Laurentino Gomes (born 1956 in Maringá, Paraná) is a Brazilian journalist and writer. He is best known as the author of the trilogy of books that cover the history of Brazil and Portugal during the 19th century. He has already released two of the three books: 1808, about the transfer of the Portuguese Court to Brazil; and 1822, about the Independence of Brazil. He is about to release the third and final book of the series, 1889, about the Proclamation of the Republic.

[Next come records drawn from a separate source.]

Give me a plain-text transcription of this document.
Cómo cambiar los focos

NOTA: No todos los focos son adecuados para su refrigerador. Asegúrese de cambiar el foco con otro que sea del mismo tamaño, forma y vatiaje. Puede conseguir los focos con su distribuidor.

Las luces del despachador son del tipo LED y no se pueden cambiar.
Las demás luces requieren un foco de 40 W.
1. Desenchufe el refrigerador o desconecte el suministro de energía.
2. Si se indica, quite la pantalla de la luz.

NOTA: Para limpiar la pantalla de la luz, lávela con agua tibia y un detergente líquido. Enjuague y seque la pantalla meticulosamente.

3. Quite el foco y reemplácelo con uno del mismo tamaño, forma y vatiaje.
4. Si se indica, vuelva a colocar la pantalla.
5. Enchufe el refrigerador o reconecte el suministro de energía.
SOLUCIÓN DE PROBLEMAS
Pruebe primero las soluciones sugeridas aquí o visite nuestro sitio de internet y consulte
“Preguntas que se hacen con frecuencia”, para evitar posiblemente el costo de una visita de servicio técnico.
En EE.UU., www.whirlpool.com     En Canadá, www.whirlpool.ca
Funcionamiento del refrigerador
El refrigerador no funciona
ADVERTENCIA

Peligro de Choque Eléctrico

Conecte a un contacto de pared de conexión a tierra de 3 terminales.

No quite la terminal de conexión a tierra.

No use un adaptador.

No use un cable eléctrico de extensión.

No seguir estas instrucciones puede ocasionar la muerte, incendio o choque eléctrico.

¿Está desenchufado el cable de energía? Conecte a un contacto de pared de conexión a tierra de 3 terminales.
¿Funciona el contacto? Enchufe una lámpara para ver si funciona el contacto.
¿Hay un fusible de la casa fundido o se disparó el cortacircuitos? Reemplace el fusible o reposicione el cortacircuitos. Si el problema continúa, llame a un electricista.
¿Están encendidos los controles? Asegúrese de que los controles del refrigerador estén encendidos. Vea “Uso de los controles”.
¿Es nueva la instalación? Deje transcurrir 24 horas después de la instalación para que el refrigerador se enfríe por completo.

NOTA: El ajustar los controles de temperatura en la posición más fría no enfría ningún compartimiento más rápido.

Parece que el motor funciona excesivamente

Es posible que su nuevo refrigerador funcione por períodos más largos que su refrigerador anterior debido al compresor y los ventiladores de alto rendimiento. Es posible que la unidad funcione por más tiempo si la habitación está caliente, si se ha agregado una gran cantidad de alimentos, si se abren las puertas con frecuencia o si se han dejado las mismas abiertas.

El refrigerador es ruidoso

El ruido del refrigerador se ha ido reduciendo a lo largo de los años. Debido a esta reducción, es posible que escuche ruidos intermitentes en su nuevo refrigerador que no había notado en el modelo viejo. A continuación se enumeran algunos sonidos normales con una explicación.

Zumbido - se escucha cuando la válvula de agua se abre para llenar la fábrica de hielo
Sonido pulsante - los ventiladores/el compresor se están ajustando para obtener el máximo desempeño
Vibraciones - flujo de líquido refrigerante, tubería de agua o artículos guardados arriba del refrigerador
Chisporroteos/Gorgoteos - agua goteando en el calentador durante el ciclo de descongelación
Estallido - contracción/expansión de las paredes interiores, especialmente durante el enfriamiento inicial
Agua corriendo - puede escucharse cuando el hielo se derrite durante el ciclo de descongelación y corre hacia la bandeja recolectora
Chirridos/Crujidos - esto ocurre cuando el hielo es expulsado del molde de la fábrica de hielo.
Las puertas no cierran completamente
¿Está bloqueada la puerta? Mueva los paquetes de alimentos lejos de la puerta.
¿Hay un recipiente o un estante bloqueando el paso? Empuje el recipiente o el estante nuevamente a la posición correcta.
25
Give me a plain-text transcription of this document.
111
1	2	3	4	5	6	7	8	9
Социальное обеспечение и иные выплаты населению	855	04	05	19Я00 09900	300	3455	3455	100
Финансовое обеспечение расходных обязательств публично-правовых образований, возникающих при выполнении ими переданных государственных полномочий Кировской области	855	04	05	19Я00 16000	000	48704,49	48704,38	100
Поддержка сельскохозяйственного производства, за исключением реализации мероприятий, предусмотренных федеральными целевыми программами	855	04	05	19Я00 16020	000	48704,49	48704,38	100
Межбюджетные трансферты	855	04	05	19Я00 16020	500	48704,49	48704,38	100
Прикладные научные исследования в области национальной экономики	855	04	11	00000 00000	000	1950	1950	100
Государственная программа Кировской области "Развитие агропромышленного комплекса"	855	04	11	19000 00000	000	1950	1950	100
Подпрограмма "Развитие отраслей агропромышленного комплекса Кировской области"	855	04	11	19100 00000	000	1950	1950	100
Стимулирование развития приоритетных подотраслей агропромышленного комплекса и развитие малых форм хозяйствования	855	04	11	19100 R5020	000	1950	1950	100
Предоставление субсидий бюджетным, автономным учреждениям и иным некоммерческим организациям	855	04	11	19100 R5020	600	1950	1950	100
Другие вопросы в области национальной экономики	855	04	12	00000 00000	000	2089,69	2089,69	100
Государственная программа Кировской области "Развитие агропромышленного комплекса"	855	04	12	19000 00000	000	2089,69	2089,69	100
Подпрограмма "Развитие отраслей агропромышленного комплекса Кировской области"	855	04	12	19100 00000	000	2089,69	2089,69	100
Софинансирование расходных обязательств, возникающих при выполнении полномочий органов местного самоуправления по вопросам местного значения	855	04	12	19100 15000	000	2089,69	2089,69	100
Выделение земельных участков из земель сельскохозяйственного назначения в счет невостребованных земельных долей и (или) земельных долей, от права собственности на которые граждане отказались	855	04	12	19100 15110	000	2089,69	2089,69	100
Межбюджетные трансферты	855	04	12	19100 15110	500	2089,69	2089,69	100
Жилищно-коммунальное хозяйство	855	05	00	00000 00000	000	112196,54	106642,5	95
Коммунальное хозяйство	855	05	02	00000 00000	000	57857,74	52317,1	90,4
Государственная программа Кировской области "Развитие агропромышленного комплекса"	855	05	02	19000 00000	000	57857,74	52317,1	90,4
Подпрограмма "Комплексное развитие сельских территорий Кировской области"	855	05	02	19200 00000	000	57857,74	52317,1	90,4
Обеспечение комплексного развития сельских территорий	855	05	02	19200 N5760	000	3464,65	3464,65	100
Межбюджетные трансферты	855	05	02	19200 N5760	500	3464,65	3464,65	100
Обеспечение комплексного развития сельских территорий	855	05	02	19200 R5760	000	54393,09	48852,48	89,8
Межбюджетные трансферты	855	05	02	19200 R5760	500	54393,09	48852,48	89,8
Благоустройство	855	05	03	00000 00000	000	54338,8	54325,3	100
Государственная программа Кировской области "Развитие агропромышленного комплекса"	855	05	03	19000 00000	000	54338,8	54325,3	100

In 2008, the first book, 1808, was awarded as the best essay book by Academia Brasileira de Letras. It was also awarded twice a Prêmio Jabuti, at the categories "best reportage-book" and "non-fiction book of the year". In 2011, the second book, 1822, earned Gomes his third and fourth Jabuti prizes, again in the categories "best reportage-book" and "non-fiction book of the year".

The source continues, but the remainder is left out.